The broad theme is best conveyed in the words of Hermann Kulke, a German scholar in Asian history and a co-editor of this book. Under the scanner is the “claim” of the Chola King, Rajendra I, about his naval expeditions to Southeast Asia nearly one millennium ago. His “claim” relates to the Cholan conquest of over a dozen harbour-cities of the Southeast Asian kingdom of Srivijaya in the early 11th Century A.D.

Kulke writes: “The first distinct South Indian influences [in Southeast Asia] are usually linked with the famous Buddhist art of Amaravati [in Andhra], and the Pallava Grantha of present-day Indonesia’s earliest inscriptions in the 5th A.D.” These ancient South Indian influences in Southeast Asia were “followed by the strong impact of Pallava and Chola art and architecture.” In this perspective, the maritime triumph “claimed” by Rajendra I in about 1025 A.D. “was a unique event in the otherwise peaceful and culturally exceedingly fruitful relation of India with its neighbours in Southeast Asia” in historical times.

The mystery of missing references to the Chola expeditions in the relevant Chinese texts is sought to be addressed in the book. And, Tansen Sen, Head of the Nalanda-Sriwijaya Centre at the ISEAS in Singapore, has traced the “Chola-Srivijaya-China triangle.” On the mystery itself, Kulke writes that “it is one of the ironies of the history of Indo-China relations [India-China relations] that the extant Tamil inscriptions in China date only from 1281 [A.D.], two years after the final fall of the Cholas.” He emphasises that the Cholas were, historically, the Indian dynasty that was “most actively involved in maritime trade with China.”

Predating such links was the influence of Nagarjuna’s thoughts on the evolution of Buddhism in China, a subject expounded by a present-day Chinese diplomat Jiang Yili. Evocative, against such a newly researched historical trail, is the latest call by a Chinese security expert, Zhu Feng, for a “new rationale, new passion” in India-China ties.

In today’s global perspective, the India-China relationship, a matter of national interest to Southeast Asia, acquires a wider canvas. A key factor, as outlined by Dean Cheng at the Asia Pacific security conference in Singapore on February 1, is the current space race in the region. The major powers in such focus are the U.S., China, India, Japan, and Russia.

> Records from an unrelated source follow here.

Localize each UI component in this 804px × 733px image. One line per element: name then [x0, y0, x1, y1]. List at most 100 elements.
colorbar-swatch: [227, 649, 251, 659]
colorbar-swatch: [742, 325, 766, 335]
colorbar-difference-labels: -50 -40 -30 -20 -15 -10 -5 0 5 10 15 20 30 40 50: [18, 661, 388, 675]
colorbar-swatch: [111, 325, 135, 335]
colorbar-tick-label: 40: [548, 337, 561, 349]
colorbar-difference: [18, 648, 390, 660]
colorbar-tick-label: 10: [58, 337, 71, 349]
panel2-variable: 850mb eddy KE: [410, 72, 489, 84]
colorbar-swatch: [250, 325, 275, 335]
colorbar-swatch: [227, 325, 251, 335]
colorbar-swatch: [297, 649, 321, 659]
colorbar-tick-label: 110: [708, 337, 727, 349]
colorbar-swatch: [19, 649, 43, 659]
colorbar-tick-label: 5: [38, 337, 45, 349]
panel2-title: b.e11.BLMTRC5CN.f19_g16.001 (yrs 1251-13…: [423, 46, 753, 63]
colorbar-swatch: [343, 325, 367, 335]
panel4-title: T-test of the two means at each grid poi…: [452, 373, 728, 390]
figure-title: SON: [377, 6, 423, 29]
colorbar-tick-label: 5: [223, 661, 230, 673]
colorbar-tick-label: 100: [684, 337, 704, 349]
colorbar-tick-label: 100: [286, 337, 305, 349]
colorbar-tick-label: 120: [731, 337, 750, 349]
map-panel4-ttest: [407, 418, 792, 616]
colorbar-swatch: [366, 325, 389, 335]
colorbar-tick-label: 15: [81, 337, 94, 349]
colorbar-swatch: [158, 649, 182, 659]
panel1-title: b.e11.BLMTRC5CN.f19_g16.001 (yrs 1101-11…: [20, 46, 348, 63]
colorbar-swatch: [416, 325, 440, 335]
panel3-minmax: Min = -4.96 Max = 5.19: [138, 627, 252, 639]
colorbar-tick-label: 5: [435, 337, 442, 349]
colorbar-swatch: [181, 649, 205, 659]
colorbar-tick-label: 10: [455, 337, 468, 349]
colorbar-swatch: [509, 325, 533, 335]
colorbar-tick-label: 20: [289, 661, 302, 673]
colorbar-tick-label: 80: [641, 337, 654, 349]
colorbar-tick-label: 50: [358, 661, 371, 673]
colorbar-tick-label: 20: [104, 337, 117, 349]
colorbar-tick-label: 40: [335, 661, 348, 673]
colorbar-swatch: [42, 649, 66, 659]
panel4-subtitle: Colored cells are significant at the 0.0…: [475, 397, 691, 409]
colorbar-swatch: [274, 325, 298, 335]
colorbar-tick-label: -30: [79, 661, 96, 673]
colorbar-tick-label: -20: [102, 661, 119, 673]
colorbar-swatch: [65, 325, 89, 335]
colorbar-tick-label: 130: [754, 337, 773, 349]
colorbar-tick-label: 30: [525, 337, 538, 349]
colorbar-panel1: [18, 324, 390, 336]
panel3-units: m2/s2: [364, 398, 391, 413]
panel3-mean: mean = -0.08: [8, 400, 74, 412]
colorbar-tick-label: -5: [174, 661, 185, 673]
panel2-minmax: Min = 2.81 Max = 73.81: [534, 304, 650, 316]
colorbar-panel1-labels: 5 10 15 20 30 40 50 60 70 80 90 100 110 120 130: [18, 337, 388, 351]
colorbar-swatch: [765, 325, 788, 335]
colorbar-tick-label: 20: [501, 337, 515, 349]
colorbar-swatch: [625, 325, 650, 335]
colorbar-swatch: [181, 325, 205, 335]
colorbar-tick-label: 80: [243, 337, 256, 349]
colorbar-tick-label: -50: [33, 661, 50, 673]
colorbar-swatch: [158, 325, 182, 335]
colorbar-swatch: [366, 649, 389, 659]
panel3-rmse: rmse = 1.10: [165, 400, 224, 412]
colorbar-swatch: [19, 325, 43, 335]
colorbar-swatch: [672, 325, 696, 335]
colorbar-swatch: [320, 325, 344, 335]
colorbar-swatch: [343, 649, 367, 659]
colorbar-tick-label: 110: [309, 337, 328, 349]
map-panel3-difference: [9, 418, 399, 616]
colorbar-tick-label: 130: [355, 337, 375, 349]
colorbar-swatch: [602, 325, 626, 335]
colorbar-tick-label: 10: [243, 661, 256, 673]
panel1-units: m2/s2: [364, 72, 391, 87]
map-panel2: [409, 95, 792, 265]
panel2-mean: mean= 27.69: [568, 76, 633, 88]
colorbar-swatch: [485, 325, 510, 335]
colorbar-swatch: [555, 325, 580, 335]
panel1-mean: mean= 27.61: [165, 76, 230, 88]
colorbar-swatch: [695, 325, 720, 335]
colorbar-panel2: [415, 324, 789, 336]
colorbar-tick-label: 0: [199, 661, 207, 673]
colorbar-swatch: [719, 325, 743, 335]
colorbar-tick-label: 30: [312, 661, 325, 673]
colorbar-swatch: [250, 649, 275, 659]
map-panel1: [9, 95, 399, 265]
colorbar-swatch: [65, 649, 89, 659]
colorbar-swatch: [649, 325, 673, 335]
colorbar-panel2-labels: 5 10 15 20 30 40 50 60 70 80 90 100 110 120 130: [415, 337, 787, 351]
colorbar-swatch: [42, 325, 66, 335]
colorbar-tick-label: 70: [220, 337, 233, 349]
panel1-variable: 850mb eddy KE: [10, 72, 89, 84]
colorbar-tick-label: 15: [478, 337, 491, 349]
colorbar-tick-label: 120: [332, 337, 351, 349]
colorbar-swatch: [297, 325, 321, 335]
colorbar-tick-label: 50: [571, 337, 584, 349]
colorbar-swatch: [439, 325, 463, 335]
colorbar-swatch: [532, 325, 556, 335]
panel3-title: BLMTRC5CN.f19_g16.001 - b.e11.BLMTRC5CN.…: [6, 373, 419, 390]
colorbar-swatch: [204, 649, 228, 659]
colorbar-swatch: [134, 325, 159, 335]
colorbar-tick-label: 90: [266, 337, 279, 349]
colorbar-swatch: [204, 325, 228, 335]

The Association of Southeast Asian Nations (ASEAN) has a vital stake in the stability of the India-China equation. Also, the latest dissonance in the China-U.S. ties over the American arms sales to Taiwan and the status of Dalai Lama is viewed seriously in Southeast Asia. In a related sense, the proposal of a non-official China-India-U.S. dialogue is an idea whose time may have come.